Apart from limitations in its supposed use tube decompression is itself responsible for complications-like ulceration, haemorrhage perforation and increase in respiratory infections . Two of our cases had pharyngeal trauma and bleeding during intubation. Similar incidence of distension was observed in intubated and tubeless groups but the former had more cases complaining of nausea. These could be attributed to mouth breathing and pharyngeal irritation. Vomiting was however uniformly more in the tubeless groups. No significant differences were noted as regards respiratory infections and no wound dehiscence occurred in any group. Recent trials demonstrate similar complication rates with omission of routine intubation [13, 14]. A total of 7 intubations were required in the tubeless groups B and D compared to 2 reinsertions. It is noteworthy that 74 patients (91.4%) in these groups did not need tube decompression and avoided not only resulting discomfort but also possible complications. There were no additional complications or delay in recovery in the patients intubated later.
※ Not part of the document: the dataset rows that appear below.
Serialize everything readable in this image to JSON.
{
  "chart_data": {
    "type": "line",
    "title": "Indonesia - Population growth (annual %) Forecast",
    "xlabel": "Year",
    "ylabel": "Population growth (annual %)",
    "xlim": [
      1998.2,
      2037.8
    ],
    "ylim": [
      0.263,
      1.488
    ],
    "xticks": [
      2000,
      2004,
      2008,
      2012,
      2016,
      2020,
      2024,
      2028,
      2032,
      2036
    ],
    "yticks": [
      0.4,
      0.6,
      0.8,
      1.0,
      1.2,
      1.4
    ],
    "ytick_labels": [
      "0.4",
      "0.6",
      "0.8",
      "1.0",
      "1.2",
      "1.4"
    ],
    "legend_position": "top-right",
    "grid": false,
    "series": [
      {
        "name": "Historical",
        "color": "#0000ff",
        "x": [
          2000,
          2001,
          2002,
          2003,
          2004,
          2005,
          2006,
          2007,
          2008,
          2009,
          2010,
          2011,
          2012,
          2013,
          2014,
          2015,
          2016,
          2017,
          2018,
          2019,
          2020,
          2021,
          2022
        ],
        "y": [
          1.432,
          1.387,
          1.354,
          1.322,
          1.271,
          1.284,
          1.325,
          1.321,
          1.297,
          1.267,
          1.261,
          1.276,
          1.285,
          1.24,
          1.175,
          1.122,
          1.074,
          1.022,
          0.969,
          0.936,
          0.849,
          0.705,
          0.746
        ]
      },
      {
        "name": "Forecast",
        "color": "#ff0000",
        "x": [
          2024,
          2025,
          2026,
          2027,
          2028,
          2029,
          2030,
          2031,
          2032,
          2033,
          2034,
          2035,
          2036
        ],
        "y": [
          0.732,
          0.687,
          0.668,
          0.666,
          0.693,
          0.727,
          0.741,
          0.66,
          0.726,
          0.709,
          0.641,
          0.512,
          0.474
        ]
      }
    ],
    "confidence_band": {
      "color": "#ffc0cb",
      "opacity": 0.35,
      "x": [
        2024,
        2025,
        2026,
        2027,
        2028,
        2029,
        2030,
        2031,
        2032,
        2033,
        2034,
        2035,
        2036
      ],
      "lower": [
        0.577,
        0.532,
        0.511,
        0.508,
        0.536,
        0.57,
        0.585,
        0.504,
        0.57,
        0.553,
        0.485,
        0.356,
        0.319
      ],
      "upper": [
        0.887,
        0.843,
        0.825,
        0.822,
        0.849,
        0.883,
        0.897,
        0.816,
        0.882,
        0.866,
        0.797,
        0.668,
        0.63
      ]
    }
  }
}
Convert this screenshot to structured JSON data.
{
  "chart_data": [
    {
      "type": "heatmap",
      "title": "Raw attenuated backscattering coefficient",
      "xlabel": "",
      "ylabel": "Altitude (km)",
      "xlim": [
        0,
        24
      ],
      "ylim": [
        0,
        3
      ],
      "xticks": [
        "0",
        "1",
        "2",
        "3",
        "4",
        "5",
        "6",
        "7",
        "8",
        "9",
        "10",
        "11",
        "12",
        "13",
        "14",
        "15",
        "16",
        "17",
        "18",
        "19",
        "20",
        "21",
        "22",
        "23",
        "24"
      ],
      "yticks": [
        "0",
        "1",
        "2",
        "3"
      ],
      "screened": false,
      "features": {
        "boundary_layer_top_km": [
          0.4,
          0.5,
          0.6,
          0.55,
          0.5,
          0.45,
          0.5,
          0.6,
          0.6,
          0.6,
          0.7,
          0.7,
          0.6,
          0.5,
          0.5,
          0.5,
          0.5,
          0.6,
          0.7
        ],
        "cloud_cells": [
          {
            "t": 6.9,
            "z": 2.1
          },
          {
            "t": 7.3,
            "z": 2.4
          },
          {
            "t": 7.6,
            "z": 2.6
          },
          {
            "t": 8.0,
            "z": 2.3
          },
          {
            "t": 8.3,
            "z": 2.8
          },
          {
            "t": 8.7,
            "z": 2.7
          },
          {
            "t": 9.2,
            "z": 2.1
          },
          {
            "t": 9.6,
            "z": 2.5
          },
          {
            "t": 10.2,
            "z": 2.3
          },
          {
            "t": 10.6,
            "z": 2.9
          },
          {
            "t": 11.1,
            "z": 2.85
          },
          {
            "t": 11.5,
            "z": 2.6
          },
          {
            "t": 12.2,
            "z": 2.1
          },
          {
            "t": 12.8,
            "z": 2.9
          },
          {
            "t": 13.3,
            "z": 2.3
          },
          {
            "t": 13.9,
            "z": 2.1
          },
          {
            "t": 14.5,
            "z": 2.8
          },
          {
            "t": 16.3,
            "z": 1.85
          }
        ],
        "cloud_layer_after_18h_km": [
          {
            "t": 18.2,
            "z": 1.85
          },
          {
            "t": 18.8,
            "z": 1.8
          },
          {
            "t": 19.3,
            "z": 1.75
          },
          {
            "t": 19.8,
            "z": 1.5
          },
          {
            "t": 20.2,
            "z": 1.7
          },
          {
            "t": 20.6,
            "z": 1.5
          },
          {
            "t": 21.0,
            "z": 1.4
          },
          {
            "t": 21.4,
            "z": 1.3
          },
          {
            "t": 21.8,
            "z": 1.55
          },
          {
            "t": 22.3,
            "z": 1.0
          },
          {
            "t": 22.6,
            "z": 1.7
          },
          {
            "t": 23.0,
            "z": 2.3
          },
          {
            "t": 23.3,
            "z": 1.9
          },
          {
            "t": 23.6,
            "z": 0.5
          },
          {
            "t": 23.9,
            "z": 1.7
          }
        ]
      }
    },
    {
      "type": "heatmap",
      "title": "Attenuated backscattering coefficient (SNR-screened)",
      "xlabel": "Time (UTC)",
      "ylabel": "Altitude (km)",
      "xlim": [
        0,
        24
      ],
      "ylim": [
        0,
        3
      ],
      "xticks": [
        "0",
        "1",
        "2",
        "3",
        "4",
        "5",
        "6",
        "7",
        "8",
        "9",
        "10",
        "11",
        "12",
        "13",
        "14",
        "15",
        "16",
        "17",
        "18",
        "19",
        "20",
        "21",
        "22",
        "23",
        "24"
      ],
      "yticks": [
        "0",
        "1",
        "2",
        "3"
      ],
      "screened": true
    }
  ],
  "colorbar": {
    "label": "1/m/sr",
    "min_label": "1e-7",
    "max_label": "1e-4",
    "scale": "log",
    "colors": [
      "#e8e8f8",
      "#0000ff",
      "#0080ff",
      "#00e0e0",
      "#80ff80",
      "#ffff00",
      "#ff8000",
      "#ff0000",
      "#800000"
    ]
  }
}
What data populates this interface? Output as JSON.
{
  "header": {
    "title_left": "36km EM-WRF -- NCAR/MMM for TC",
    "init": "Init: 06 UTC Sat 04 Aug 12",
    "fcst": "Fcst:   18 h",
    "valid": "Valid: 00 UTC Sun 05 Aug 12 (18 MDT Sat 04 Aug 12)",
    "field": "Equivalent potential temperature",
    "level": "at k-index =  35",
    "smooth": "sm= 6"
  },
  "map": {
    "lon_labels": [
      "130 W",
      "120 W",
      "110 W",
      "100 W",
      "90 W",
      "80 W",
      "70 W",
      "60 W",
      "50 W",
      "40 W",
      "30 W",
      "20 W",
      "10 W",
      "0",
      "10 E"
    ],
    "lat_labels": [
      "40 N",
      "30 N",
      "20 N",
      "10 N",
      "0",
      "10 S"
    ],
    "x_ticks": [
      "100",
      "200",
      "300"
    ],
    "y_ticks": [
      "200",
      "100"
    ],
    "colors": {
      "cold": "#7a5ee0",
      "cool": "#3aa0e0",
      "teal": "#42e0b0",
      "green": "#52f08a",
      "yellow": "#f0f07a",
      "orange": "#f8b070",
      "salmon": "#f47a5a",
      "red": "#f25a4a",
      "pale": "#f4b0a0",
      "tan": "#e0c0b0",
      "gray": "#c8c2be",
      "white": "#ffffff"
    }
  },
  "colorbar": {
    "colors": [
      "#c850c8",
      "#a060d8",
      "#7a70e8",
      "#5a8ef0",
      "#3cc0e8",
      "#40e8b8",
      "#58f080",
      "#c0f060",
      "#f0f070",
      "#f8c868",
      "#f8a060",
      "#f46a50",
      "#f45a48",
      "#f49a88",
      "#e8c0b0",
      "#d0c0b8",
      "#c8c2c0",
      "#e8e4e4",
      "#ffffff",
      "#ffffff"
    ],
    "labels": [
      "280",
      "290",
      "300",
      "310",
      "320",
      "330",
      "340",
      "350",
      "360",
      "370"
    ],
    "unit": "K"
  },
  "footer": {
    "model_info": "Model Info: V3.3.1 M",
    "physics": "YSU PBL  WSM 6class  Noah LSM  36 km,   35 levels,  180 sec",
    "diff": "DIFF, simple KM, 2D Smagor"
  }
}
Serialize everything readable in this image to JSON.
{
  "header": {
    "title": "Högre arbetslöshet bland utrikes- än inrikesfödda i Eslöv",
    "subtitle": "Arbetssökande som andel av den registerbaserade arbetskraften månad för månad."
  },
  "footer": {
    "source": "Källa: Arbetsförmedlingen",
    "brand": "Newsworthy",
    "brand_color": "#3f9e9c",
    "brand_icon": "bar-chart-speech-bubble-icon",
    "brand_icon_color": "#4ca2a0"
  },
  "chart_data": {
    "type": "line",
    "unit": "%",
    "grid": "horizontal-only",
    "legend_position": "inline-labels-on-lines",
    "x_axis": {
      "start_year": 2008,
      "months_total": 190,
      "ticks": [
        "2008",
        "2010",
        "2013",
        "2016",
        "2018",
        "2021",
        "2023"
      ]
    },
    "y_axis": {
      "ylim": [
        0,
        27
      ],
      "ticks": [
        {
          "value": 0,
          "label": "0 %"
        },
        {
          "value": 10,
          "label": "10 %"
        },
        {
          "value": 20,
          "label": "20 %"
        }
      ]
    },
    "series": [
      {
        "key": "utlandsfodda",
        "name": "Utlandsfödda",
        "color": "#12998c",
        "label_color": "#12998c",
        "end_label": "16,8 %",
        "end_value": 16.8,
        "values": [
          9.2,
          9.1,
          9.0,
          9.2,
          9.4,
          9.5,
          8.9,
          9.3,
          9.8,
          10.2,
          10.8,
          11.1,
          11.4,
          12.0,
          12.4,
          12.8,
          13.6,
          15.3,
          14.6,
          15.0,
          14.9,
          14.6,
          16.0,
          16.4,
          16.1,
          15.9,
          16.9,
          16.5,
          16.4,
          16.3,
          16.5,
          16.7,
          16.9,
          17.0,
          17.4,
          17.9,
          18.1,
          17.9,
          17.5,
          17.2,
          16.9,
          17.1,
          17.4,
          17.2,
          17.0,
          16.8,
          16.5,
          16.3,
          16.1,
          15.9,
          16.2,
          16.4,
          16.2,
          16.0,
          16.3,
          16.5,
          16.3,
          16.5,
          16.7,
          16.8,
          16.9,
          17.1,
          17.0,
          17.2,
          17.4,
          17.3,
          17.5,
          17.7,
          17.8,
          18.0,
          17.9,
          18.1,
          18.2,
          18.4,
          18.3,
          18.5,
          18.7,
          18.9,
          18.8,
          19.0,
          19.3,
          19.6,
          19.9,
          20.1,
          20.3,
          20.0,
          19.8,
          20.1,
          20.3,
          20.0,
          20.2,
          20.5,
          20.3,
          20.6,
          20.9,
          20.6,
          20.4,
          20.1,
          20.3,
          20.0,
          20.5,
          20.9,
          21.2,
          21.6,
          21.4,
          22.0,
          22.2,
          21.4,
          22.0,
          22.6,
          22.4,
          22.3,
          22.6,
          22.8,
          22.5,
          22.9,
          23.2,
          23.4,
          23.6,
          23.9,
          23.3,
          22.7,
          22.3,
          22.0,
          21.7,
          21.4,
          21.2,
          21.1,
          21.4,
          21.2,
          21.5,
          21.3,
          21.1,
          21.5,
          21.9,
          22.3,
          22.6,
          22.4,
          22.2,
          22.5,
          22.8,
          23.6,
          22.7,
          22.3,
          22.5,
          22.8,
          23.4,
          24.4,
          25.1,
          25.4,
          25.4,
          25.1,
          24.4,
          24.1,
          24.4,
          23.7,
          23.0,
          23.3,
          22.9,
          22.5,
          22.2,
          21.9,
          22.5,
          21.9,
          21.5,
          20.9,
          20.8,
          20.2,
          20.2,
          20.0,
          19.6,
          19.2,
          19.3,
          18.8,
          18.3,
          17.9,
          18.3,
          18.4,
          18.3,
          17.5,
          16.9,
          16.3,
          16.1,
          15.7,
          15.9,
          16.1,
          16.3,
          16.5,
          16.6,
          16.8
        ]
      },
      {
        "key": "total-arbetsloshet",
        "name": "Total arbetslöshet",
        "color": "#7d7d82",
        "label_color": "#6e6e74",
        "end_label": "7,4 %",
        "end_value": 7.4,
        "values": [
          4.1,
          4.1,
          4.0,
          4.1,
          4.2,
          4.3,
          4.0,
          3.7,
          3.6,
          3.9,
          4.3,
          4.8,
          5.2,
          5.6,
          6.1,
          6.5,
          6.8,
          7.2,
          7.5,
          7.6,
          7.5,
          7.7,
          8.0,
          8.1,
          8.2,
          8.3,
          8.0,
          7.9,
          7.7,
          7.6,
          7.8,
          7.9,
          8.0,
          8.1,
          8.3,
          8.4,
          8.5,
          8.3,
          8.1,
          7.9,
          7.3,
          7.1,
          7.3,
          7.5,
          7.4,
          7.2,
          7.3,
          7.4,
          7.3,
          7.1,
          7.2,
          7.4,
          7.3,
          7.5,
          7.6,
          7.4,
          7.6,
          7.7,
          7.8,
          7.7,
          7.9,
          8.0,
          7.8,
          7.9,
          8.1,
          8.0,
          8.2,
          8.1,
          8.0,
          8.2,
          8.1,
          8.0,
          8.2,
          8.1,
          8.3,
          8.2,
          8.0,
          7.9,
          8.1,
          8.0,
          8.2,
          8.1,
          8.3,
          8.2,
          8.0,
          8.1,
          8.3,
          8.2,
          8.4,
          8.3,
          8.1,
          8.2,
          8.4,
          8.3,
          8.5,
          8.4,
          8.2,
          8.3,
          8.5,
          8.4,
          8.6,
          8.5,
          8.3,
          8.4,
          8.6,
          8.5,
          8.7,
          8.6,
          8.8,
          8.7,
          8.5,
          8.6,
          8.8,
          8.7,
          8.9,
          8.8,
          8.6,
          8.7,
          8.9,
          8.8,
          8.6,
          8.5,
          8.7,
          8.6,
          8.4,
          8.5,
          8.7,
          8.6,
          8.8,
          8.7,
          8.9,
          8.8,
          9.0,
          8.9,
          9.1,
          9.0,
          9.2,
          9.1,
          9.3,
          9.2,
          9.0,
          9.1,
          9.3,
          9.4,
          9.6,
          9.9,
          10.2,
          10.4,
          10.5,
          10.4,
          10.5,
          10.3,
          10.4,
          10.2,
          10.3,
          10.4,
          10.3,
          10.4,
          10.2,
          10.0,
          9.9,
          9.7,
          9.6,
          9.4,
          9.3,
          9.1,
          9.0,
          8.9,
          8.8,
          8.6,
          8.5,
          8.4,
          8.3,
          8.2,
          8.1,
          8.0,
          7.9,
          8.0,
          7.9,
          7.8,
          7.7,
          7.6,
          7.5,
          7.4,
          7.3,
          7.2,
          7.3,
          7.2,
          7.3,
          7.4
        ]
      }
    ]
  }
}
The duration of ileus depends on multiple factors like operation time. Peritoneal contamination, systemic ailments and electrolyte imbalances. Moreover neither is there substantial period of small gut paralysis after surgery nor does intubation effectively decompress it, on the other hand it may even promote ileus . Moss demonstrated the ineffectiveness of gastric aspiration and recommended immediate post operative elemental feeding [15, 16]. Our data revealed earlier return of bowel activity in the tubeless group, less parenteral support and earlier discharge. Subset analysis of patients undergoing early/emergency cholecystectomy or additional intervention showed similar incidence of complications compared to electively done simple cholecystectomies.
In both intubated and tubeless group C and D ileus duration and IV requirement were higher than the routine elective cases in group A and B respectively. This is likely to be a result of increased operative duration in the former as we analysed in an earlier study . The above not withstanding, it is not justification enough for using tube decompression in these cases. Analysis of these selected cases in group C and D show that even in them omission of intubation in group D resulted in lesser ileus and faster recovery than similar intubated cases in group C. Thus a case is made for not only omitting nasogastric tube use in routine cholecystectomies but also in emergency or additional surgery.